At last he came to the fountain at the center of the square and sat down on the edge of the basin. He trailed his fingers in the water, then removed his hat and dampened his temples. It was very hot, and his hair was stiff with sweat and the dust of the road; the streets of Fort Dauphin were all unpaved. He soaked a kerchief in the water, rolled it and wrapped it around his neck, before he replaced his hat. When the drilling soldiers next about-faced, he was able to catch the eye of the man he’d hoped to find—a supply sergeant named Guillermo Altamira. As soon as the drill ended and the men were dismissed, the sergeant tugged off his cap and came to join Tocquet at the fountain.
Altamira was a short, stout man, with smooth round cheeks and an olive complexion, his face bordered by glossy curls of hair and beard. Tocquet had always known him to be well informed, well supplied, and cheerfully enterprising. In the first days of the slave insurrection, the sergeant had sold him the guns he ran over the mountains to the black insurgents on the French side. As this project had certainly been sanctioned and encouraged by the Spanish high command, Tocquet felt that Altamira was better connected in the military hierarchy than his modest rank might betray. But for the moment he was only interested in cigars. He put his questions in Spanish, the language he always used with Altamira, though he was confident the sergeant also spoke French. The sergeant told him that none were to be found, but he could furnish a packload of cured leaf tobacco, and no later than the next morning.
“Let’s drink to it, then,” Tocquet said, readjusting his hat as he rose from the basin.

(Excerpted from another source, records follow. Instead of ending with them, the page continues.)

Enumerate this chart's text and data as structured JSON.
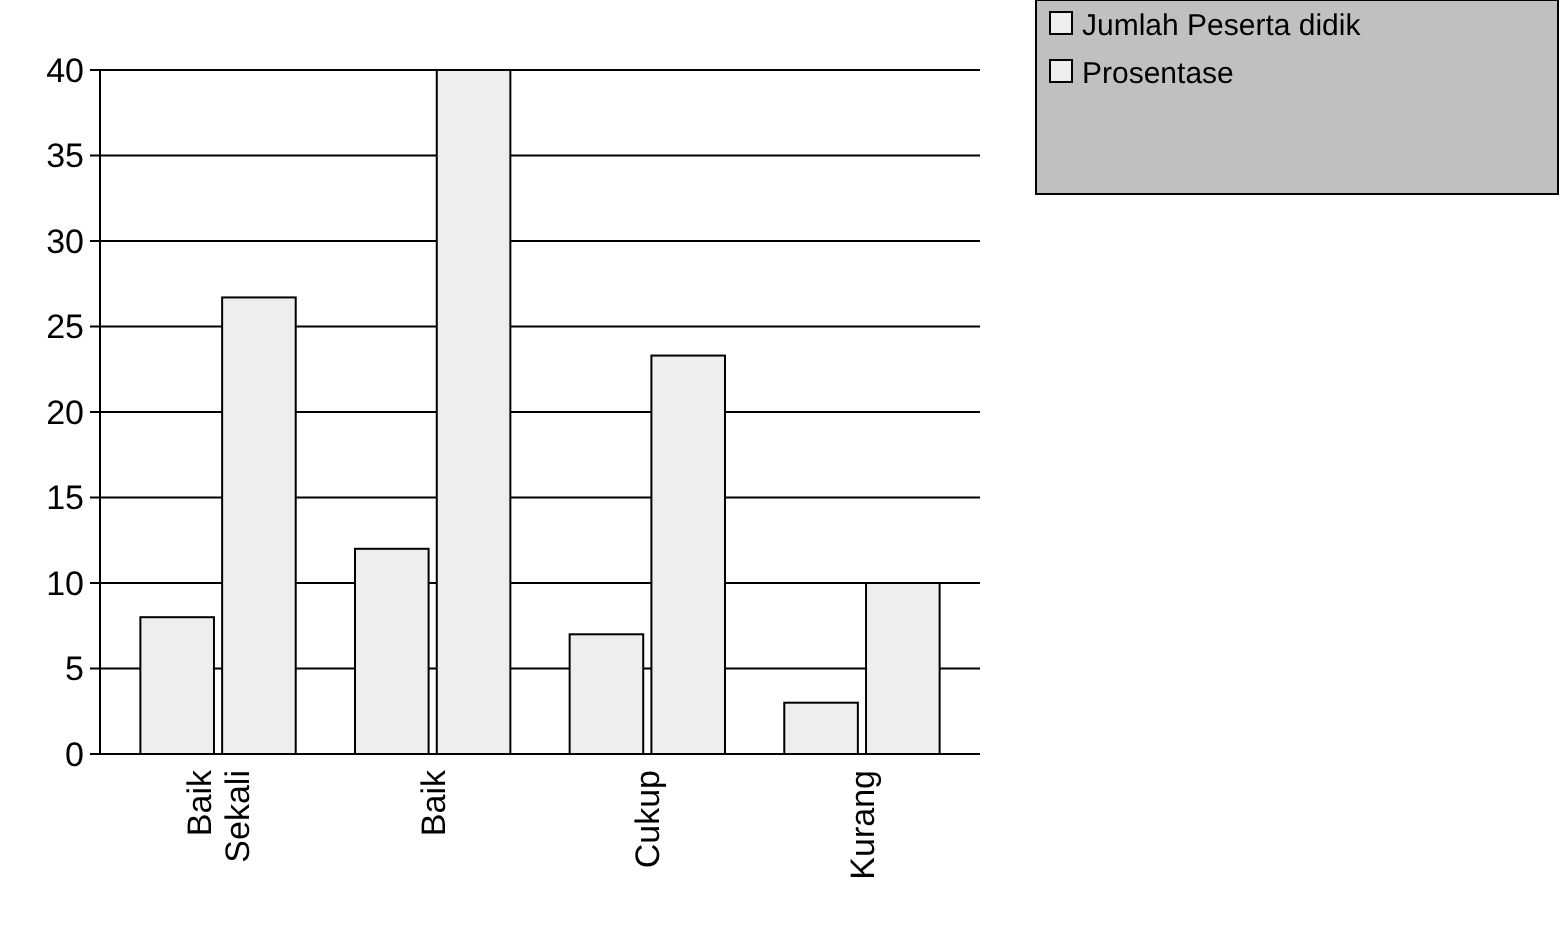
{
  "chart_data": {
    "type": "bar",
    "categories": [
      "Baik Sekali",
      "Baik",
      "Cukup",
      "Kurang"
    ],
    "series": [
      {
        "name": "Jumlah Peserta didik",
        "color": "#eeeeee",
        "values": [
          8,
          12,
          7,
          3
        ]
      },
      {
        "name": "Prosentase",
        "color": "#eeeeee",
        "values": [
          26.7,
          40,
          23.3,
          10
        ]
      }
    ],
    "ylim": [
      0,
      40
    ],
    "yticks": [
      0,
      5,
      10,
      15,
      20,
      25,
      30,
      35,
      40
    ],
    "grid": "y",
    "legend": "top right"
  }
}
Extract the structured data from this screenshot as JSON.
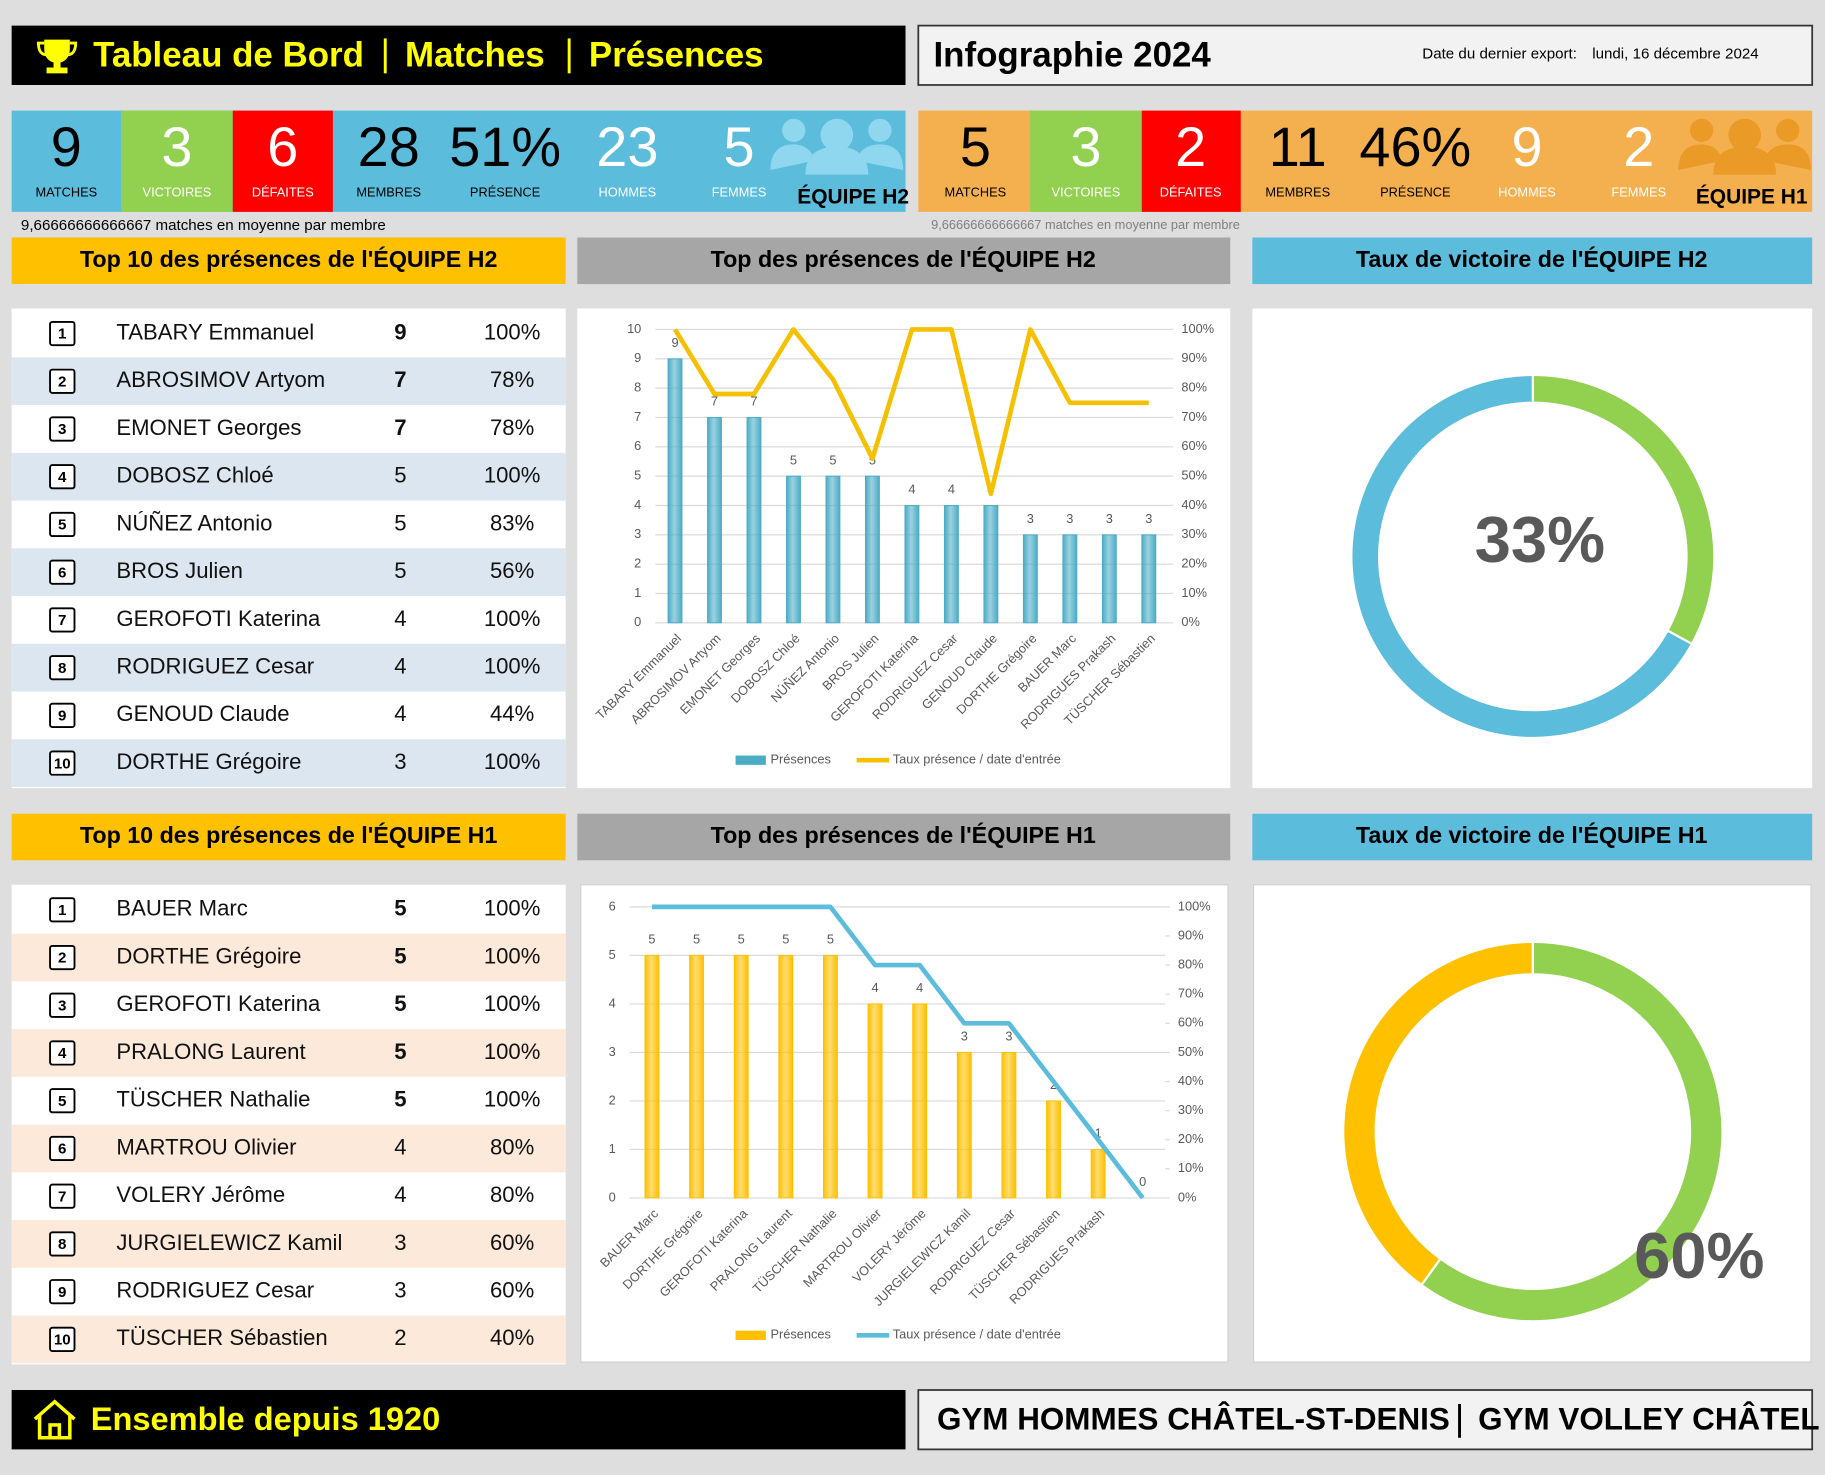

The wind was rising and the sky had darkened and everyone was scattering out of the square to avoid the afternoon downpour. Tocquet and the sergeant hastened to a tavern two streets away, where Tocquet had told his men to take a room; however, their names were unknown when he asked at the door, and all the rooms were already full. Nonetheless, they went in and took a table. A black servant brought them rum and water flavored with lemon.